The court also rejected plaintiffs’ sex discrimination claims:
“In their Amended Complaint, Plaintiffs allege that Harrington’s husband was present at the hospital prior to and during childbirth and intended to return home with Harrington and their newborn, but UPMC did not collect or attempt to collect his urine to test it for drugs. Likewise, Plaintiffs allege that the father of Cook’s newborn was also present at the hospital during childbirth and similarly intended to return home with Cook and their newborn, yet UPMC never attempted to collect his urine to test it for drugs nor did UPMC asked whether he had ever used illegal drugs….
“[But] Plaintiffs were UPMC’s labor and delivery patients, while the fathers were not. UPMC obtained Plaintiffs’ private medical information, including prior purported drug use, in the context of their physician-patient relationship during labor, delivery, and recovery from childbirth. Plaintiffs have not and presumably cannot allege any corresponding physician-patient relationship between the fathers and UPMC’s obstetricians and their labor and delivery service.
“Moreover, there is a fundamental biological distinction between a mother and father regarding the substances they consume (both legal and illicit) and the potentially deleterious impact those substances may have on their child’s health and wellbeing both in utero and upon birth. The CPSL recognized this reality by imposing specified reporting obligations on hospitals based on mothers’ drug use but not fathers’ drug use. These inherent differences between mothers and fathers are substantial in the context of prenatal care, labor, delivery, and recovery, and principles of equal protection do not require ignoring this reality.
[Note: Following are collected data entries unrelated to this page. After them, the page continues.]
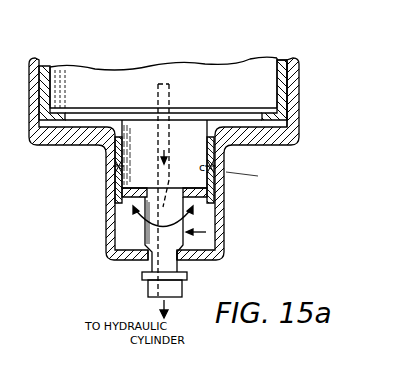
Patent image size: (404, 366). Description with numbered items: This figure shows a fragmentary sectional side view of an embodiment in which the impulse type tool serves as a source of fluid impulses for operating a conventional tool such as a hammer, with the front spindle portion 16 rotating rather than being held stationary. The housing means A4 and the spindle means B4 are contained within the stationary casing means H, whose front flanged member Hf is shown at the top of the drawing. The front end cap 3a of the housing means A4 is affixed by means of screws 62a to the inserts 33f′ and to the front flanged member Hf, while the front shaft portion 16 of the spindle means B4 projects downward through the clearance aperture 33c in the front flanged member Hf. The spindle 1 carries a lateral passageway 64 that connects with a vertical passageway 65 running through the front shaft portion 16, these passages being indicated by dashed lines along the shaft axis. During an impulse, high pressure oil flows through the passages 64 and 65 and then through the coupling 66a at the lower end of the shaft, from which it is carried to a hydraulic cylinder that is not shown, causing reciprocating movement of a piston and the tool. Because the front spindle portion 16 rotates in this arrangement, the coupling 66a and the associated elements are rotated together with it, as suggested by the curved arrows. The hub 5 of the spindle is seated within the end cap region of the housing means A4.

The stationary casing means H is at (30, 88).
The front flanged member Hf is at (293, 77).
The hub 5 is at (50, 68).
The housing means A4 is at (283, 59).
The shaft 1 is at (222, 68).
The front end cap 3a is at (93, 115).
The lateral passageway 64 is at (158, 85).
The vertical passageway 65 is at (170, 97).
The front shaft portion 16 is at (170, 190).
The inserts 33f′ is at (117, 196).
The spindle means B4 is at (225, 233).
The screws 62a is at (261, 176).
The clearance aperture 33c is at (147, 262).
The coupling 66a is at (149, 290).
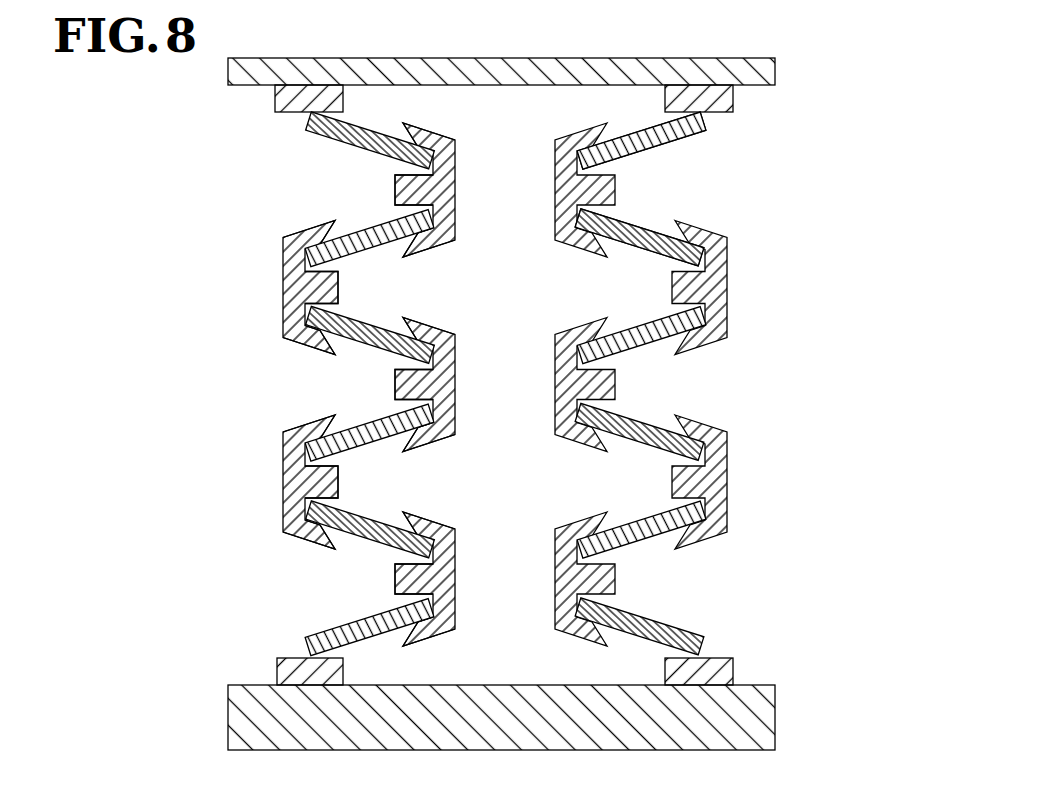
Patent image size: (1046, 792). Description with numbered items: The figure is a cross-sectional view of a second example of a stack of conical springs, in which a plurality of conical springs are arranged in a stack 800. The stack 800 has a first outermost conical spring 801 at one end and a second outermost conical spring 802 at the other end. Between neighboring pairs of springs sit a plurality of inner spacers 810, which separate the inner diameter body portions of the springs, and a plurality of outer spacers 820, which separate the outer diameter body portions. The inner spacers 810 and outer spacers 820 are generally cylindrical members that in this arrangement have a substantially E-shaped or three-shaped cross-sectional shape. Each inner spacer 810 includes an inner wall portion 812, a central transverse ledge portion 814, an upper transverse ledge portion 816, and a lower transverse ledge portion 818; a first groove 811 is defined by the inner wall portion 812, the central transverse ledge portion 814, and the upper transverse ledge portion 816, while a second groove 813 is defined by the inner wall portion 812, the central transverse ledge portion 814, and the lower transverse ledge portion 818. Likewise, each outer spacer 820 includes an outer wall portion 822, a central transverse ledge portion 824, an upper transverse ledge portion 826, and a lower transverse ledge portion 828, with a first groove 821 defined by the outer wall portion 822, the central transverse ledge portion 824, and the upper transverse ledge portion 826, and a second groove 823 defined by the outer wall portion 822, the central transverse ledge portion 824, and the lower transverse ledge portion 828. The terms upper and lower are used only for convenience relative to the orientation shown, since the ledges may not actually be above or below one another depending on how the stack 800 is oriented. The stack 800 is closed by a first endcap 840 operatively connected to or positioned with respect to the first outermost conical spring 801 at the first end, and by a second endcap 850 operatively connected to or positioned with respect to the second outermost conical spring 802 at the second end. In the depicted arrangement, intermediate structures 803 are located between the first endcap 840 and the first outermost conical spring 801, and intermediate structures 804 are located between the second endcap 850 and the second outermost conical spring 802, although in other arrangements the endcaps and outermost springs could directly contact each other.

The stack 800 is at (810, 396).
The first outermost conical spring 801 is at (698, 135).
The second outermost conical spring 802 is at (690, 633).
The intermediate structures 803 is at (290, 100).
The intermediate structures 804 is at (285, 680).
The inner spacers 810 is at (422, 385).
The first groove 811 is at (617, 168).
The inner wall portion 812 is at (447, 187).
The second groove 813 is at (618, 213).
The central transverse ledge portion 814 is at (410, 192).
The upper transverse ledge portion 816 is at (424, 130).
The lower transverse ledge portion 818 is at (434, 247).
The outer spacers 820 is at (289, 385).
The first groove 821 is at (660, 262).
The outer wall portion 822 is at (290, 300).
The second groove 823 is at (662, 311).
The central transverse ledge portion 824 is at (318, 290).
The upper transverse ledge portion 826 is at (316, 236).
The lower transverse ledge portion 828 is at (290, 340).
The first endcap 840 is at (664, 58).
The second endcap 850 is at (760, 718).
“Furthermore, AC-CYF undertook investigations based upon reports that Plaintiffs, but not the fathers, illegally used drugs. Therefore, based upon the averments contained in the Amended Complaint and reasonable inferences drawn therefrom in Plaintiffs’ favor, the Court finds that Plaintiffs have not alleged a cognizable equal protection claim and that they cannot plausibly allege additional facts by amendment to allege Plaintiffs and the fathers were similarly situated to establish such a claim….”
Congratulations to Margaret Schuetz Coleman of O’Brien, Coleman & Wright, LLC and to Sara Roset of the ACLU-Pennsylvania on their victory on this motion.